Software Security: Identification of hitherto unknown vulnerabilities (Zero-Day Vulnerabilities and Less-Than-Zero-Day-Vulnerabilities) in standard and individual software with the aid of Dynamic Analysis – Fuzzing

Due to the large size of code mostly used, it is often impractical to perform manual checks for security-critical software bugs and vulnerabilities. The conventional methods used to date to fix functional bugs – hitherto not identified vulnerabilities in particular – are very expensive. This is why a lot of vulnerabilities are not identified until the software has been delivered to the customer – at times by third parties.

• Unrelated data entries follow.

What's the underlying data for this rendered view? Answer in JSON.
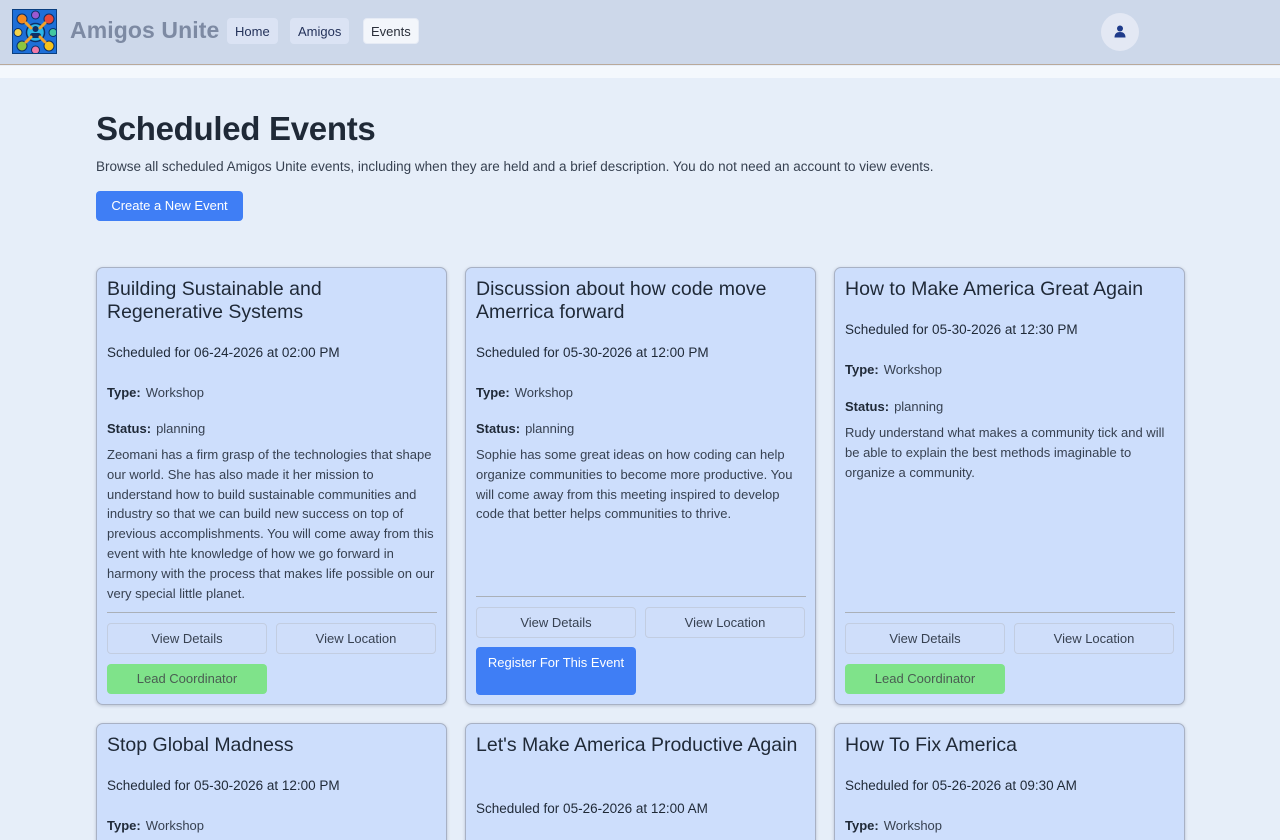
{
  "header": {
    "brand": "Amigos Unite",
    "nav": [
      "Home",
      "Amigos",
      "Events"
    ],
    "active_nav": "Events"
  },
  "page": {
    "title": "Scheduled Events",
    "description": "Browse all scheduled Amigos Unite events, including when they are held and a brief description. You do not need an account to view events.",
    "create_button": "Create a New Event"
  },
  "labels": {
    "type": "Type:",
    "status": "Status:",
    "view_details": "View Details",
    "view_location": "View Location",
    "lead_coordinator": "Lead Coordinator",
    "register": "Register For This Event"
  },
  "events": [
    {
      "title": "Building Sustainable and Regenerative Systems",
      "scheduled": "Scheduled for 06-24-2026 at 02:00 PM",
      "type": "Workshop",
      "status": "planning",
      "description": "Zeomani has a firm grasp of the technologies that shape our world. She has also made it her mission to understand how to build sustainable communities and industry so that we can build new success on top of previous accomplishments. You will come away from this event with hte knowledge of how we go forward in harmony with the process that makes life possible on our very special little planet."
    },
    {
      "title": "Discussion about how code move Amerrica forward",
      "scheduled": "Scheduled for 05-30-2026 at 12:00 PM",
      "type": "Workshop",
      "status": "planning",
      "description": "Sophie has some great ideas on how coding can help organize communities to become more productive. You will come away from this meeting inspired to develop code that better helps communities to thrive."
    },
    {
      "title": "How to Make America Great Again",
      "scheduled": "Scheduled for 05-30-2026 at 12:30 PM",
      "type": "Workshop",
      "status": "planning",
      "description": "Rudy understand what makes a community tick and will be able to explain the best methods imaginable to organize a community."
    },
    {
      "title": "Stop Global Madness",
      "scheduled": "Scheduled for 05-30-2026 at 12:00 PM",
      "type": "Workshop"
    },
    {
      "title": "Let's Make America Productive Again",
      "scheduled": "Scheduled for 05-26-2026 at 12:00 AM"
    },
    {
      "title": "How To Fix America",
      "scheduled": "Scheduled for 05-26-2026 at 09:30 AM",
      "type": "Workshop"
    }
  ]
}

Dynamic Analysis: Fuzzing is a cost–effective method used to identify vulnerabilities in software and hardware. It can be applied to any type of software – from protocols through to individual software; from standard software, such as ERP, CRM and data base systems, including customized company software, through to web applications, operating systems, hardware and embedded systems and Apps for Smartphones also.

Technique/Method Used

Hitherto unknown bugs and vulnerabilities can be identified using the tool-based and cost-efficient method of
Dynamic Analysis: Fuzzing, which can be employed without the user knowing the source code. The Fuzzing method is successfully utilized by small and medium–sized enterprises (SMEs) and large software producers to identify
vulnerabilities in time and thus, to reduce the costs of the entire patching procedure. Even end consumers use this technique to carry out approval tests of software deliveries.

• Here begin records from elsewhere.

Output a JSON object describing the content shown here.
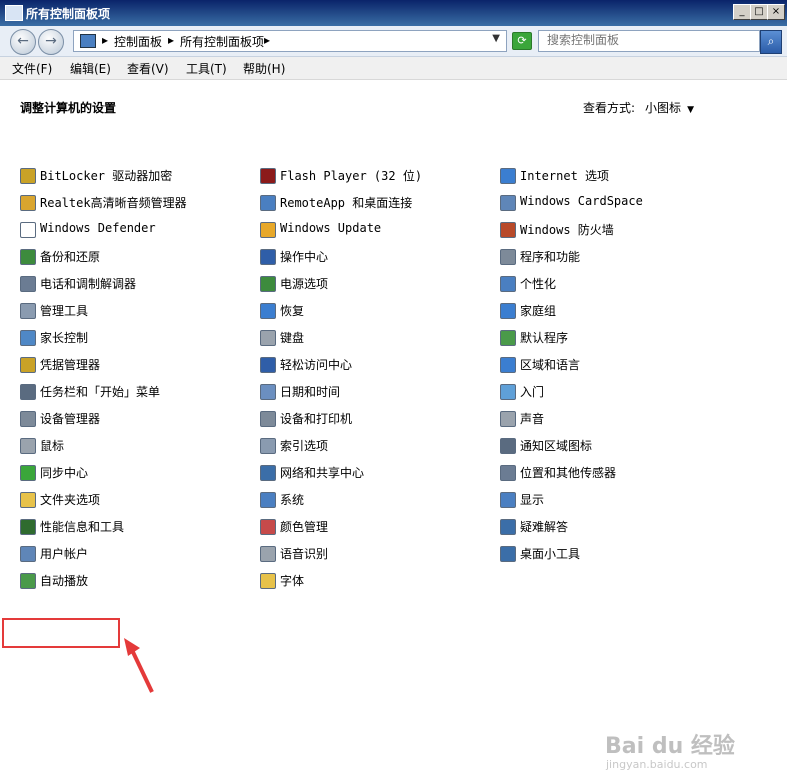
{
  "window": {
    "title": "所有控制面板项"
  },
  "address": {
    "crumbs": [
      "控制面板",
      "所有控制面板项"
    ],
    "separator": "▸"
  },
  "search": {
    "placeholder": "搜索控制面板"
  },
  "menu": [
    "文件(F)",
    "编辑(E)",
    "查看(V)",
    "工具(T)",
    "帮助(H)"
  ],
  "heading": "调整计算机的设置",
  "view": {
    "label": "查看方式:",
    "value": "小图标"
  },
  "items": [
    {
      "label": "BitLocker 驱动器加密",
      "icon": "bitlocker-icon",
      "color": "#c9a227"
    },
    {
      "label": "Realtek高清晰音频管理器",
      "icon": "realtek-audio-icon",
      "color": "#d9a52f"
    },
    {
      "label": "Windows Defender",
      "icon": "defender-icon",
      "color": "#ffffff"
    },
    {
      "label": "备份和还原",
      "icon": "backup-icon",
      "color": "#3d8b3d"
    },
    {
      "label": "电话和调制解调器",
      "icon": "phone-modem-icon",
      "color": "#6b7c93"
    },
    {
      "label": "管理工具",
      "icon": "admin-tools-icon",
      "color": "#8a9bb0"
    },
    {
      "label": "家长控制",
      "icon": "parental-control-icon",
      "color": "#4f88c6"
    },
    {
      "label": "凭据管理器",
      "icon": "credential-manager-icon",
      "color": "#c9a227"
    },
    {
      "label": "任务栏和「开始」菜单",
      "icon": "taskbar-icon",
      "color": "#5a6b80"
    },
    {
      "label": "设备管理器",
      "icon": "device-manager-icon",
      "color": "#7d8a99"
    },
    {
      "label": "鼠标",
      "icon": "mouse-icon",
      "color": "#9aa3ad"
    },
    {
      "label": "同步中心",
      "icon": "sync-center-icon",
      "color": "#3aa63a"
    },
    {
      "label": "文件夹选项",
      "icon": "folder-options-icon",
      "color": "#e7c24a"
    },
    {
      "label": "性能信息和工具",
      "icon": "performance-icon",
      "color": "#2f6b2f"
    },
    {
      "label": "用户帐户",
      "icon": "user-accounts-icon",
      "color": "#5f86b8"
    },
    {
      "label": "自动播放",
      "icon": "autoplay-icon",
      "color": "#4a9a4a"
    },
    {
      "label": "Flash Player (32 位)",
      "icon": "flash-player-icon",
      "color": "#8b1a1a"
    },
    {
      "label": "RemoteApp 和桌面连接",
      "icon": "remoteapp-icon",
      "color": "#4a7fc1"
    },
    {
      "label": "Windows Update",
      "icon": "windows-update-icon",
      "color": "#e7a82a"
    },
    {
      "label": "操作中心",
      "icon": "action-center-icon",
      "color": "#2f5ea8"
    },
    {
      "label": "电源选项",
      "icon": "power-options-icon",
      "color": "#3d8b3d"
    },
    {
      "label": "恢复",
      "icon": "recovery-icon",
      "color": "#3b7ed0"
    },
    {
      "label": "键盘",
      "icon": "keyboard-icon",
      "color": "#9aa3ad"
    },
    {
      "label": "轻松访问中心",
      "icon": "ease-of-access-icon",
      "color": "#2f5ea8"
    },
    {
      "label": "日期和时间",
      "icon": "date-time-icon",
      "color": "#6b8fc0"
    },
    {
      "label": "设备和打印机",
      "icon": "printer-icon",
      "color": "#7d8a99"
    },
    {
      "label": "索引选项",
      "icon": "indexing-icon",
      "color": "#8a9bb0"
    },
    {
      "label": "网络和共享中心",
      "icon": "network-icon",
      "color": "#3b6ea8"
    },
    {
      "label": "系统",
      "icon": "system-icon",
      "color": "#4a7fc1"
    },
    {
      "label": "颜色管理",
      "icon": "color-management-icon",
      "color": "#c64a4a"
    },
    {
      "label": "语音识别",
      "icon": "speech-icon",
      "color": "#9aa3ad"
    },
    {
      "label": "字体",
      "icon": "fonts-icon",
      "color": "#e7c24a"
    },
    {
      "label": "Internet 选项",
      "icon": "internet-options-icon",
      "color": "#3b7ed0"
    },
    {
      "label": "Windows CardSpace",
      "icon": "cardspace-icon",
      "color": "#5f86b8"
    },
    {
      "label": "Windows 防火墙",
      "icon": "firewall-icon",
      "color": "#b84a2a"
    },
    {
      "label": "程序和功能",
      "icon": "programs-icon",
      "color": "#7d8a99"
    },
    {
      "label": "个性化",
      "icon": "personalization-icon",
      "color": "#4a7fc1"
    },
    {
      "label": "家庭组",
      "icon": "homegroup-icon",
      "color": "#3b7ed0"
    },
    {
      "label": "默认程序",
      "icon": "default-programs-icon",
      "color": "#4a9a4a"
    },
    {
      "label": "区域和语言",
      "icon": "region-language-icon",
      "color": "#3b7ed0"
    },
    {
      "label": "入门",
      "icon": "getting-started-icon",
      "color": "#5fa0d8"
    },
    {
      "label": "声音",
      "icon": "sound-icon",
      "color": "#9aa3ad"
    },
    {
      "label": "通知区域图标",
      "icon": "notification-icon",
      "color": "#5a6b80"
    },
    {
      "label": "位置和其他传感器",
      "icon": "location-sensors-icon",
      "color": "#6b7c93"
    },
    {
      "label": "显示",
      "icon": "display-icon",
      "color": "#4a7fc1"
    },
    {
      "label": "疑难解答",
      "icon": "troubleshooting-icon",
      "color": "#3b6ea8"
    },
    {
      "label": "桌面小工具",
      "icon": "gadgets-icon",
      "color": "#3b6ea8"
    }
  ],
  "watermark": {
    "brand": "Bai du 经验",
    "url": "jingyan.baidu.com"
  }
}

Fuzzing is a semi–automated method used to identify vulnerabilities in hard–ware and software (exploitable by attacks): with the aid of a Fuzzing–tool the target program interface is supplied with malformed input data to detect unexpected entry data that has not been accounted for in the programming code. Incorrect or insufficient processing of this (unexpected) data leads to unexpected behaviour (crash, high usage of such resources as calculation CPU-time, storage capacity) of the target program. The abnormal behaviour of the program is recorded, pre-analyzed and displayed with a monitor. False positives can be ruled out by analyzing the monitored results, whereas vulnerabilities can be identified by intentionally re–triggering the anomaly and devising an exploit.

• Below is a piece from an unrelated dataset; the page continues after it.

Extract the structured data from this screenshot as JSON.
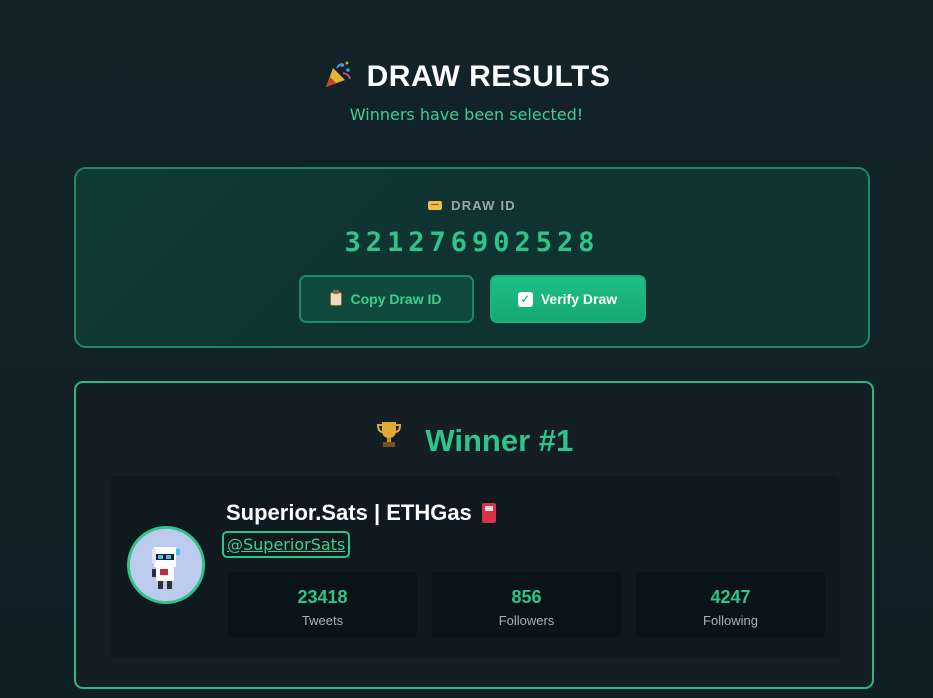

Black-Box-Testing: To use this technique, the software user is only required to know the executable machine code
(exe file).

In contrast to Fuzzing, traditional penetration testing only includes the identification of known vulnerabilities (vulnerability scanners), open ports, etc.

Achievements of Fuzzing

  • Tool combination: Depending on the method used, tools suited to each target software are selected utilized in a specific way. Specific tools are needed to identify particular vulnerabilities.
  • Fuzzer effectiveness varies considerably according to the fuzz data generated (i.e. the data entered into the target program) and/or the algorithm used to generate this fuzz data. softScheck can draw on its own fuzzdataset, which has been optimized in accordance with the target program.
  • Fuzzing is already being successfully utilized by large and small software producers to sustainably reduce the costs of bug fixing and patching. This method is also employed by software users to carry out approval tests of software deliveries.
  • Systematic Fuzzing requires 8 hours of manual work on average per identified(hitherto unidentified) critical vulnerability that can be exploited from the internet. This is an important argument in view of the testing budget, which is usually closely restricted.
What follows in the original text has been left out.